Of the 20,000 residents who live within the 11206 zip code — which includes parts of East Williamsburg, Bushwick and Bed-Stuy — over 30% live below the poverty line, and only 38% have earned a high school diploma, according to recent census data. That may be about to change: the New York Change Capital Fund has pledged to give up to $1 million over the next four years to five different areas of New York City, including the impoverished zip.

The CCF—comprised of foundations and financial institutions like the United Way of New York and the Brooklyn Community Foundation—will fund assistance to the area through St. Nicks Alliance, a nonprofit on the Bushwick-Bed Stuy border. Founded in 1975, the organization operates the Brooklyn Business Center in Williamsburg, four after-school programs in public schools nearby, and it has developed 1,800 units of affordable housing throughout North Brooklyn.

St.
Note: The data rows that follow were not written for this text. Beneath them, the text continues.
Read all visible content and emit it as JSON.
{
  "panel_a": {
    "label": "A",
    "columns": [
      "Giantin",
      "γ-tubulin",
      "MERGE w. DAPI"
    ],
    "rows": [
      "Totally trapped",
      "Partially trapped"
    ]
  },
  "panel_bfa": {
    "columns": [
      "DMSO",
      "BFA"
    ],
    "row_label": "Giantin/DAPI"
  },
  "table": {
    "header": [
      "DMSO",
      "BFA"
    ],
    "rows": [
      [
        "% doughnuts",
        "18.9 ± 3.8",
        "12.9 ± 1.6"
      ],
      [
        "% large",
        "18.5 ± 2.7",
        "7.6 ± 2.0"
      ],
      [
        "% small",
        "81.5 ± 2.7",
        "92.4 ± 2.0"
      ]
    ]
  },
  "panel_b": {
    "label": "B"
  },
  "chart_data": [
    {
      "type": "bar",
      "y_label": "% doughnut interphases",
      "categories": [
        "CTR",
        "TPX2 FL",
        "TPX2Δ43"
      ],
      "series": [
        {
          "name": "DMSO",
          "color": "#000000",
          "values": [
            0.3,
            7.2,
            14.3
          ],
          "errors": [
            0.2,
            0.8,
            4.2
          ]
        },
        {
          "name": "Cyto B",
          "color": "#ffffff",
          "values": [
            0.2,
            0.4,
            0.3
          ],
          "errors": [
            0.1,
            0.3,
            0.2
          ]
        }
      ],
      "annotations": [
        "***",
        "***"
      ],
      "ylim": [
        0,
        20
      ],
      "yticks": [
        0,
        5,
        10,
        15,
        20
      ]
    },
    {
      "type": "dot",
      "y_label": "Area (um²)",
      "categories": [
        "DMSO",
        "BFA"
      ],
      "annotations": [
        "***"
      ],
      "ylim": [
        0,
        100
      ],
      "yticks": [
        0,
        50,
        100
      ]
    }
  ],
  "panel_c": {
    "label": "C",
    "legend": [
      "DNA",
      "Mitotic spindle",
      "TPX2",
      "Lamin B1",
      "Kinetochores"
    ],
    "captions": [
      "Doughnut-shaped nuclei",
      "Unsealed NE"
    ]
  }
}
Nicks predicts that, with the grant, it will help over 350 unemployed adults in the area secure and maintain a job, it will help over 130 residents receive High School Equivalency diplomas, and it will provide nearly 200 children in its after-school programs with 1:1 coaching to improve academic outcomes.

The nonprofit also hopes to provide over 1,000 residents with housing support services that will help them create and stick with household budgets, straighten out credit issues, and prevent eviction.

St. Nicks has already been active in combating landlord harassment, a fight recently taken up by Borough President Eric Adams: earlier this year, it filed a lawsuit on behalf of Greenpoint residents who claimed they were wrongfully forced out of their homes by their landlords.